Fırat Yılmaz Çakıroğlu ve Ülküdaşları olan diğer öğrenci arkadaşları kendi aralarında yaptıkları istişareler neticesinde, öncelikle üniversite bünyesinde yaşanan ve tahammülü mümkün olmayan bu hadiselerle ilgili yasalar çerçevesinde ve demokratik haklarını kullanarak üniversite yönetimlerini, emniyet birimlerini, üniversitedeki diğer öğrencileri ve hatta Türk kamuoyunu bilgilendirmek gerektiği konusunda hemfikir olmuşlardır. İzmir Ülkü Ocaklarının Ege Üniversitesi Başkanı olan Fırat Yılmaz Çakıroğlu tarafından hem üniversite yönetimine hem ilgili emniyet birimlerine hitaben dilekçeler yazılıp gönderilmiş ve durumun vehameti, tedbir alınmaması hâlinde karşılaşılabilecek olan sorunlar rapor hâlinde sıralanmıştır. Maalesef hem üniversite yönetimi hem emniyet yetkililerince bu uyarılar dikkate alınmamış, terör örgütünün faaliyetlerine engel olunması için herhangi bir tedbir alınmamıştır. Bunun üzerine Fırat Yılmaz Çakıroğlu, üniversitede okuyan Türk milliyetçisi, Ülkücü öğrencilerin önderliğinde, yüreğinde vatan, millet, bayrak aşkı taşıyan diğer tüm öğrencilere çağrı yaparak yüksek katılımlı ve ses getirecek yürüyüşler, basın açıklamaları organize etmiştir. Bahsettiğimiz girişimler neticesinde son derece geniş katılımlı yürüyüşler düzenlenmiş ve basın açıklamaları yapılmış, bu yapılanlar büyük bir farkındalık ve ihanetin karşısında kapsamlı bir güç birliğinin doğmasını sağlamıştır.

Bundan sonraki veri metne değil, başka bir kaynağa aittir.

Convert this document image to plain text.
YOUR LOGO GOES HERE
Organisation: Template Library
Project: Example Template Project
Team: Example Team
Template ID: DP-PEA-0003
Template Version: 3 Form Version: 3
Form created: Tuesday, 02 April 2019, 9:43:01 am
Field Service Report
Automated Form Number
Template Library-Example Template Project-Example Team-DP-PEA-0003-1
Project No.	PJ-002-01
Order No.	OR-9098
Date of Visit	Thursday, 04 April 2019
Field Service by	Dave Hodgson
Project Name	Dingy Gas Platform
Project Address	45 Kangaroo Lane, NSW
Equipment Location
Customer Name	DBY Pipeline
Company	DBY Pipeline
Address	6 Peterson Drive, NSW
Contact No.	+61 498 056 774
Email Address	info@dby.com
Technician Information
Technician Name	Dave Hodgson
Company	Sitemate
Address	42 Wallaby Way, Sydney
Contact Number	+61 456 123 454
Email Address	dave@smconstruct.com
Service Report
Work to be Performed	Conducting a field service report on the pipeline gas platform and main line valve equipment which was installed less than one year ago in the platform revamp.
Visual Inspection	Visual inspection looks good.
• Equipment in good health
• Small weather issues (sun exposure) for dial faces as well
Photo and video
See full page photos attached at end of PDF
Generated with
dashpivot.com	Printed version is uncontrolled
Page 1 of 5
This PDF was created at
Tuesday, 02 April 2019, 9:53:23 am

Fırat’ımızın ve Ülkücü öğrencilerin başını çektiği bu organizasyonlar, kaçınılmaz olarak terör örgütü mensuplarını telaşlandırmış ve Fırat’ımızın bir hedef hâline gelmesine de sebebiyet vermiştir. Terör örgütü mensupları, bu amaçla Fırat’ımızın boy boy resimlerini kampüsün her yerine asmış ve hain emellerinin önünde engel olarak gördükleri Fırat Çakıroğlu’nun hayatına son vermeyi istediklerini alenen ilan edebilmişlerdir. Bu esnada tedbir alması gereken üniversite yönetimi ise tedbir almak bir yana, hainleri yüreklendirmeye devam ettiği gibi Ülkücü öğrencilere de âdeta göz korkusu verebilmek, baskı altına alabilmek için uydurma gerekçelerle disiplin soruşturmaları yapmakta ve elverişli kişilerden oluşturulan heyetlerle çeşitli disiplin cezalarına karar vermekteydi. Nitekim Fırat’ımıza karşı birkaç defa disiplin soruşturması yapılmış ve süreli okuldan uzaklaştırma cezaları verilmiştir.

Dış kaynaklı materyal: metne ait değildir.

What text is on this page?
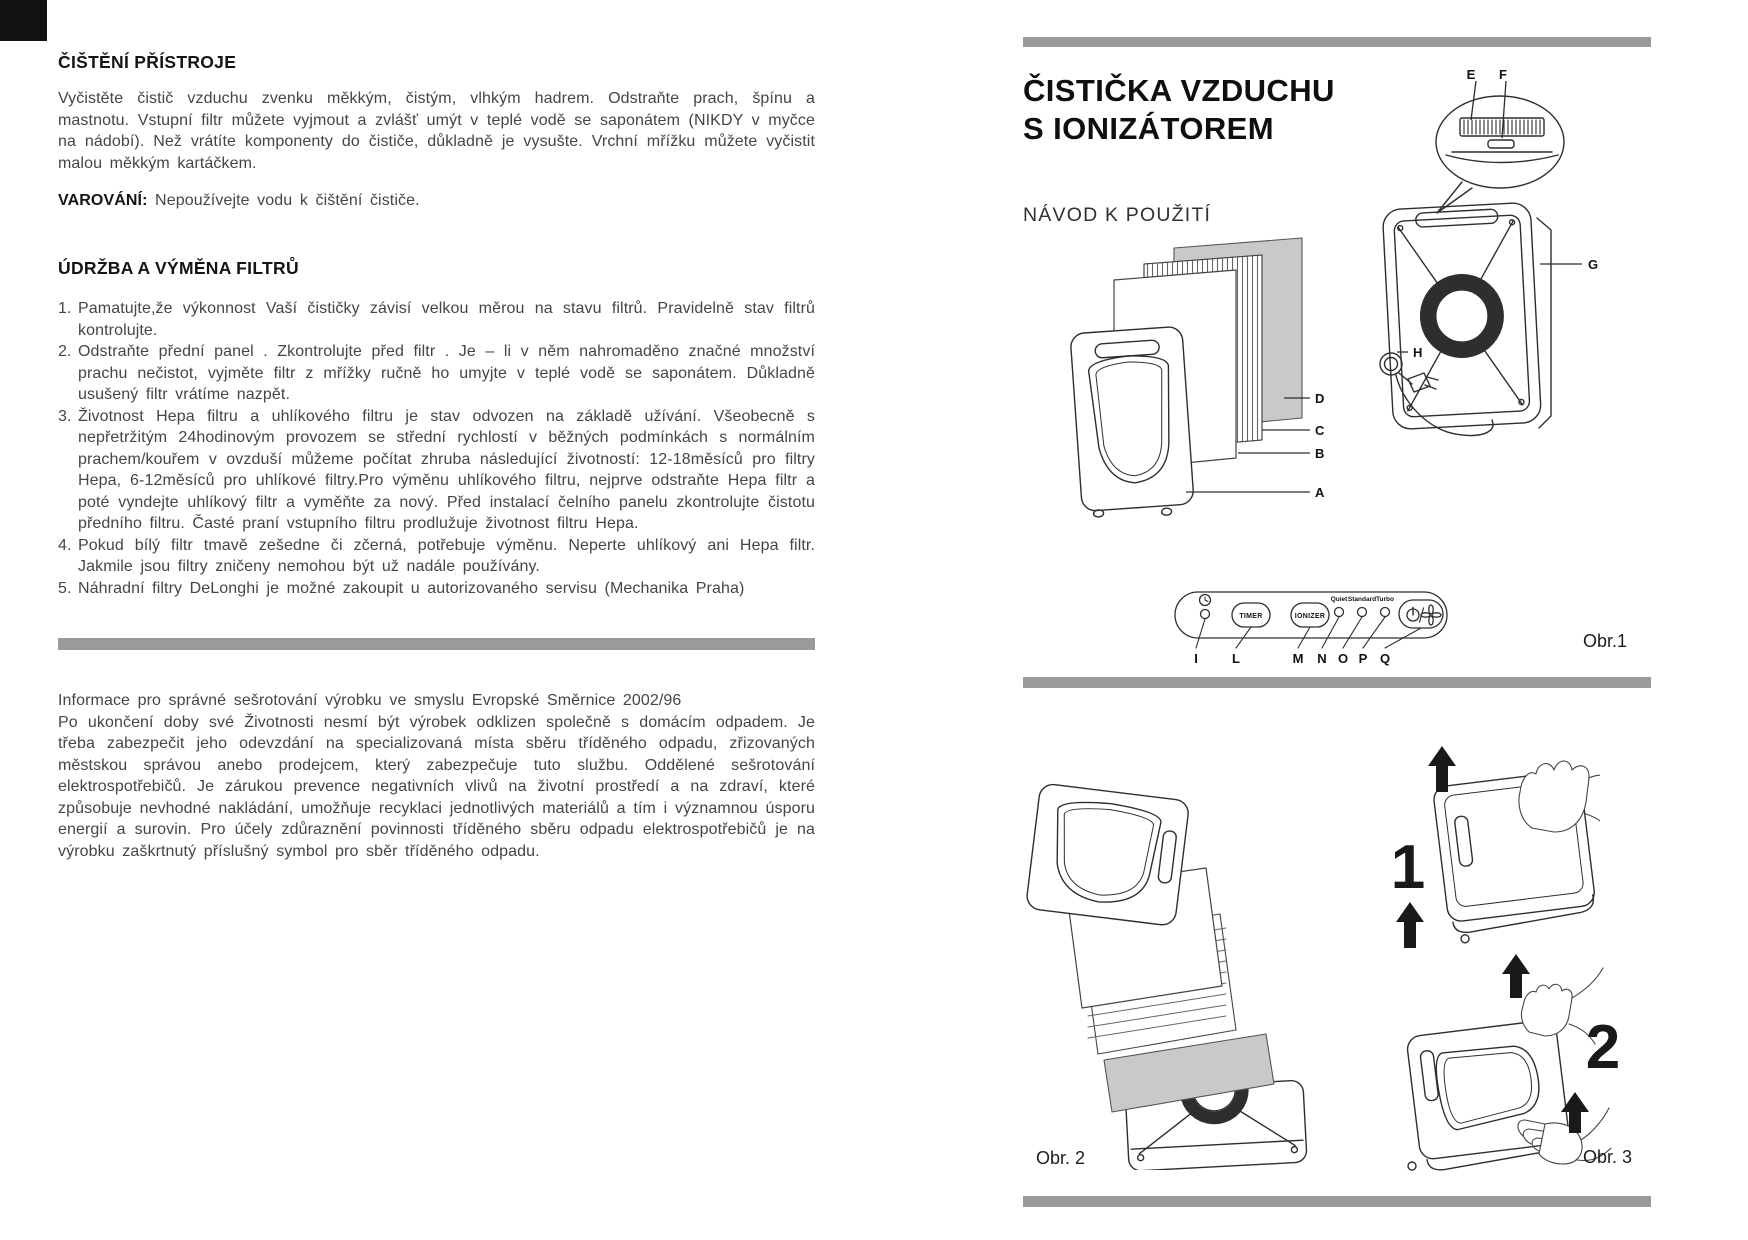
ČIŠTĚNÍ PŘÍSTROJE
Vyčistěte čistič vzduchu zvenku měkkým, čistým, vlhkým hadrem. Odstraňte prach, špínu a mastnotu. Vstupní filtr můžete vyjmout a zvlášť umýt v teplé vodě se saponátem (NIKDY v myčce na nádobí). Než vrátíte komponenty do čističe, důkladně je vysušte. Vrchní mřížku můžete vyčistit malou měkkým kartáčkem.
VAROVÁNÍ: Nepoužívejte vodu k čištění čističe.
ÚDRŽBA A VÝMĚNA FILTRŮ
1. Pamatujte,že výkonnost Vaší čističky závisí velkou měrou na stavu filtrů. Pravidelně stav filtrů kontrolujte.
2. Odstraňte přední panel . Zkontrolujte před filtr . Je – li v něm nahromaděno značné množství prachu nečistot, vyjměte filtr z mřížky ručně ho umyjte v teplé vodě se saponátem. Důkladně usušený filtr vrátíme nazpět.
3. Životnost Hepa filtru a uhlíkového filtru je stav odvozen na základě užívání. Všeobecně s nepřetržitým 24hodinovým provozem se střední rychlostí v běžných podmínkách s normálním prachem/kouřem v ovzduší můžeme počítat zhruba následující životností: 12-18měsíců pro filtry Hepa, 6-12měsíců pro uhlíkové filtry.Pro výměnu uhlíkového filtru, nejprve odstraňte Hepa filtr a poté vyndejte uhlíkový filtr a vyměňte za nový. Před instalací čelního panelu zkontrolujte čistotu předního filtru. Časté praní vstupního filtru prodlužuje životnost filtru Hepa.
4. Pokud bílý filtr tmavě zešedne či zčerná, potřebuje výměnu. Neperte uhlíkový ani Hepa filtr. Jakmile jsou filtry zničeny nemohou být už nadále používány.
5. Náhradní filtry DeLonghi je možné zakoupit u autorizovaného servisu (Mechanika Praha)
Informace pro správné sešrotování výrobku ve smyslu Evropské Směrnice 2002/96
Po ukončení doby své Životnosti nesmí být výrobek odklizen společně s domácím odpadem. Je třeba zabezpečit jeho odevzdání na specializovaná místa sběru tříděného odpadu, zřizovaných městskou správou anebo prodejcem, který zabezpečuje tuto službu. Oddělené sešrotování elektrospotřebičů. Je zárukou prevence negativních vlivů na životní prostředí a na zdraví, které způsobuje nevhodné nakládání, umožňuje recyklaci jednotlivých materiálů a tím i významnou úsporu energií a surovin. Pro účely zdůraznění povinnosti tříděného sběru odpadu elektrospotřebičů je na výrobku zaškrtnutý příslušný symbol pro sběr tříděného odpadu.
ČISTIČKA VZDUCHU
S IONIZÁTOREM
NÁVOD K POUŽITÍ
E F
G
H
D
C
B
A
TIMER	IONIZER
Quiet Standard Turbo
I	L	M N O P Q
Obr.1
1
2
Obr. 2	Obr. 3
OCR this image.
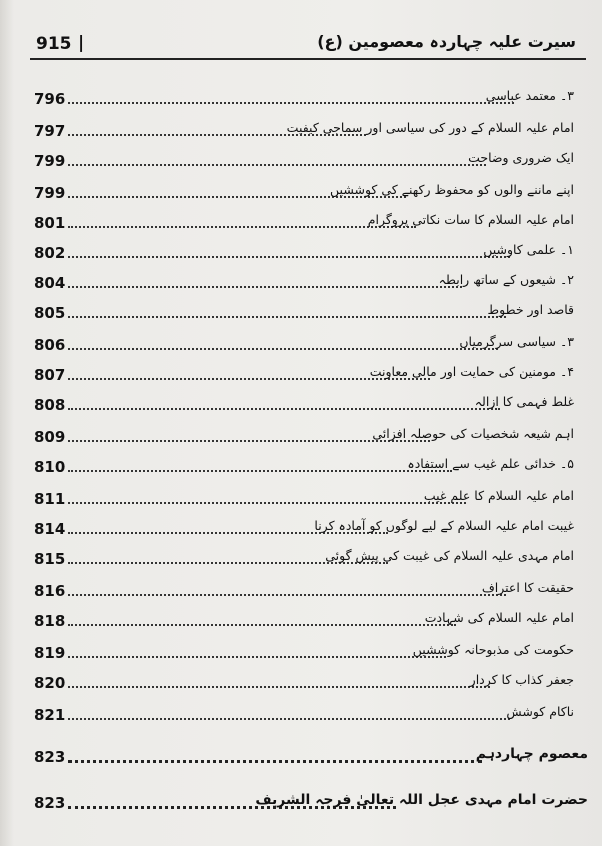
915 |	سیرت علیہ چہاردہ معصومین (ع)
796	۳۔ معتمد عباسی
797	امام علیہ السلام کے دور کی سیاسی اور سماجی کیفیت
799	ایک ضروری وضاحت
799	اپنے ماننے والوں کو محفوظ رکھنے کی کوششیں
801	امام علیہ السلام کا سات نکاتی پروگرام
802	۱۔ علمی کاوشیں
804	۲۔ شیعوں کے ساتھ رابطہ
805	قاصد اور خطوط
806	۳۔ سیاسی سرگرمیاں
807	۴۔ مومنین کی حمایت اور مالی معاونت
808	غلط فہمی کا ازالہ
809	اہم شیعہ شخصیات کی حوصلہ افزائی
810	۵۔ خدائی علم غیب سے استفادہ
811	امام علیہ السلام کا علم غیب
814	غیبت امام علیہ السلام کے لیے لوگوں کو آمادہ کرنا
815	امام مہدی علیہ السلام کی غیبت کی پیش گوئی
816	حقیقت کا اعتراف
818	امام علیہ السلام کی شہادت
819	حکومت کی مذبوحانہ کوششیں
820	جعفر کذاب کا کردار
821	ناکام کوشش
823	معصوم چہاردہم
823	حضرت امام مہدی عجل اللہ تعالیٰ فرجہ الشریف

Ancak ne üniversite yönetimi ne de bölücüler, Ülkücüleri tanımıyorlardı. Türk’ün Türk yurdunda Türkçe bir hayat süremediği bir dünyada disiplin cezası ve/veya can korkusu taşıyarak zulme baş eğmek Ülkücülerin kitabında yazmazdı, yazmadı ve tarih bunu hiçbir zaman da yazamayacak. Örneğin bir arkadaşı anlatıyordu, bölücülerin tüm kampüsü Fırat’ımızın fotoğraflarıyla donatması ve kendisini hedef göstermesi üzerine kampüste dolaşırken bu afişleri gören Fırat Yılmaz Çakıroğlu, "Nasıl çıkmışım?" diye gülümseyerek bakıp sonra da afişi yırtıyordu. Fırat, durumun ciddiyetinin son derece farkındaydı fakat o bir Türk’tü, Bozkurttu ve Ülkücüydü; şehadete tebessüm ederek, âdeta koşarak gidenlerin neslindendi. Mücadelesini erce, mertçe, bozkurtça yapacaktı, bu uğurda son nefesini verecekse de varlığını Türk varlığına armağan etmeyi şeref kabul edecekti.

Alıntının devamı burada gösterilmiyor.